Les Méduses de Etgar Keret | Une Russe à Paris
Une Russe à Paris

lundi 1 octobre 2007

Les Méduses de Etgar Keret

Cela fait tellement de temps que j'ai envie de voir Les Méduses (depuis le festival de Cannes, en fait, où je n'avais pas eu le temps de le voir...), que j'ai l'impression que j'en parle depuis des années! J'ai fini par le voir - un parfait film de vendredi soir (ça rend mon week-end encore plus beau)...

Les Méduses (Meduzot), le premier film d'Etgar Keret (un écrivain israélien assez connu) et Shira Geffen, a donc reçu La Caméra d'Or au festival de Cannes, le prix qui récompense le meilleur premier film parmi tous les films montrés à Cannes... C'est peu dire que c'est mérité.

J’ai envie de dire que nous tenons là un Lelouch israélien : le film raconte plusieurs histoires qui s’entrecroisent sans pour autant se toucher vraiment. Les Méduses, c’est plein de personnages attachants, vrais, un peu bizarres, un peu fous, qui, parfois, font d’un rien un drame, et qu’un rien peut faire rire. Comme nous. C’est Batya, fille perdue, qui travaille comme serveuse dans des réceptions de mariage, aux cheveux mal coiffés d’une fausse couronne, qui ne s’entend plus ni avec sa mère ni avec son père qui, à leur tour, ne s’entendent plus depuis longtemps. C’est aussi une photographe de mariage qui ne prend pas en photo les mariés souriants, mais une petite vieille abandonnée dans un coin, ou une petite fille qui grimpe pour toucher le gâteau : la petite fille aux cheveux mouillés qui va se baigner toute seule à la mer et qui ne dit mot… C’est une nouvelle mariée à la jambe cassée pour qui rien ne va plus. C’est une vieille dame irascible qui n’ose pas dire sa fierté et son amour à sa fille ; c’est une philippine qui vient dans pays si étranger (« Israël, ça n’existe pas ! - lui dit son fils au téléphone) pour pouvoir acheter à son fils le plus beau bateau du monde. C’est surtout l’histoire de nos souvenirs et de ce qu’ils deviennent quand on grandit.

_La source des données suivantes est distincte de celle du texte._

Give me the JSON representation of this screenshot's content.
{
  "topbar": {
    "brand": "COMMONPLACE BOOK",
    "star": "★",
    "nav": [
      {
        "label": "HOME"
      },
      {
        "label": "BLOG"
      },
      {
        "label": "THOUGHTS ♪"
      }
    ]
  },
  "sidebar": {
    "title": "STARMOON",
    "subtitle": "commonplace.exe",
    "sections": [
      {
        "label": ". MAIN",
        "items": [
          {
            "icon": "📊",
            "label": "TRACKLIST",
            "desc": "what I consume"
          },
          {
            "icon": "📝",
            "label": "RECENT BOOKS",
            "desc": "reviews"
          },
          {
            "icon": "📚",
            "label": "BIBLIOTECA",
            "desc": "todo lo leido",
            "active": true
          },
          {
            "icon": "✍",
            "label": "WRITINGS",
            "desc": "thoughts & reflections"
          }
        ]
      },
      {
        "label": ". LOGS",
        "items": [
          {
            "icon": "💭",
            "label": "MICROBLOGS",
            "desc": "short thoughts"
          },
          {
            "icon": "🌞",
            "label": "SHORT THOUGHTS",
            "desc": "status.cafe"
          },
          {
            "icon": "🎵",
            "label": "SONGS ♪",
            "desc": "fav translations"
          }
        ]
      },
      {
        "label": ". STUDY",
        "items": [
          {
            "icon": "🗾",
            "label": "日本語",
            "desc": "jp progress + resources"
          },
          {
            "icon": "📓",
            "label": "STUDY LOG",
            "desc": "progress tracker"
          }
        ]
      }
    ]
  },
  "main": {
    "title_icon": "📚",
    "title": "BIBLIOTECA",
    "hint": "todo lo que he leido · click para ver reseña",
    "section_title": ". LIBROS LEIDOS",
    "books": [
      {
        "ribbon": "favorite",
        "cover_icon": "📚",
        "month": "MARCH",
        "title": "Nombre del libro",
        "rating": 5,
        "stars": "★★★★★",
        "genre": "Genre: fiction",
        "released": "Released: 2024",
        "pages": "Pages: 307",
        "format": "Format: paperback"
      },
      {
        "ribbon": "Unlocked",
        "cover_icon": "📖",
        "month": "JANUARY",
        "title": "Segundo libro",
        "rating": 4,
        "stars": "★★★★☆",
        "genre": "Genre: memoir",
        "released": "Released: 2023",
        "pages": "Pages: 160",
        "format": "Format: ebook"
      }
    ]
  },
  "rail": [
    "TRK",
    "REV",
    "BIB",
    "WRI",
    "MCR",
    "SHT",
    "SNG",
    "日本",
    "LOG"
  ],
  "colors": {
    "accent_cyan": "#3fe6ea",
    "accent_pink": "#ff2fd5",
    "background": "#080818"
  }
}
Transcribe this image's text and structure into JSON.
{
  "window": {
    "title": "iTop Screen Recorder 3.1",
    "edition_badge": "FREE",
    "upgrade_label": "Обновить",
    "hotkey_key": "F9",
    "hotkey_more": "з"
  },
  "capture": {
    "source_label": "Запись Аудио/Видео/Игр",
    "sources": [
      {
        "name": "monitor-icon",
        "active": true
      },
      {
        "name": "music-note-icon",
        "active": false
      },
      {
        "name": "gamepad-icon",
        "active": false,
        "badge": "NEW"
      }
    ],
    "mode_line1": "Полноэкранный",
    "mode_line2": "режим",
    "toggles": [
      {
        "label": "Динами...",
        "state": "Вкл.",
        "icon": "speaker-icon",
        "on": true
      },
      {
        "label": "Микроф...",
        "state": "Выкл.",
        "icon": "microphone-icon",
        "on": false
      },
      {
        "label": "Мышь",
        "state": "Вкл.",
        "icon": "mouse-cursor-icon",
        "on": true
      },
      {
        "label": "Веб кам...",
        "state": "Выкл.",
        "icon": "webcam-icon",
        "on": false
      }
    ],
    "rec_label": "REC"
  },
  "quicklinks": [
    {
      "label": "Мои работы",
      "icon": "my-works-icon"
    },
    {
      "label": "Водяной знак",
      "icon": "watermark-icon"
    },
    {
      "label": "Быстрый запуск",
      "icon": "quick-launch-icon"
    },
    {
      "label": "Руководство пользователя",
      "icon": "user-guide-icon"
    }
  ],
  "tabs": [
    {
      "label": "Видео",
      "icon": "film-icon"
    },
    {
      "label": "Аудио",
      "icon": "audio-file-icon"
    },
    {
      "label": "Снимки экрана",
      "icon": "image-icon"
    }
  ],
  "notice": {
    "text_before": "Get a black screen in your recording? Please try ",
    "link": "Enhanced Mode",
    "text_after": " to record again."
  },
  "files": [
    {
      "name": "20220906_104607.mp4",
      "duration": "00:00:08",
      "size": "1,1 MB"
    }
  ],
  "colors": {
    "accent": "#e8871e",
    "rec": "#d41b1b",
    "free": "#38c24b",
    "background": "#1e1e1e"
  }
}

Et c’est un vieux marchand de glace (joué par le père d’Etgar Keret), dont vos parents vous ont dit « il va revenir » et qui n’est jamais revenu, vous laissant une envie inassouvie. Les souvenirs ne meurent jamais… Et trente ans après, cette glace jamais obtenue, vous la voulez encore.

Les Méduses chante la beauté d’un monde ordinaire, la beauté des élans de cœur qui nous submergent parfois, malgré nous, la beauté d’une ville, la beauté d’une mer… L’image est sublime, avec un grain reposant pour l’œil lassé des images lisses du Hollywood. Les histoires s’entrecroisent sans encombre, sans faire fausse route, sans forcer la main à notre imagination (c’est bien là l’œuvre d’un écrivain). C’est un film qui respire, animé d’un souffle étrange, et qui vous porte dans une direction inconnue que vous savez douce.

Faut-il y aller ? Oui ! Sauf si vous n’aimez pas les films « bizarres » (encore, celui-ci n’est peut-être qu’un dixième aussi bizarre qu’un Gondry), bien sûr. Mais le film n’est ni « fleur bleue » ni tire-larmes. Il est tout simplement parfait.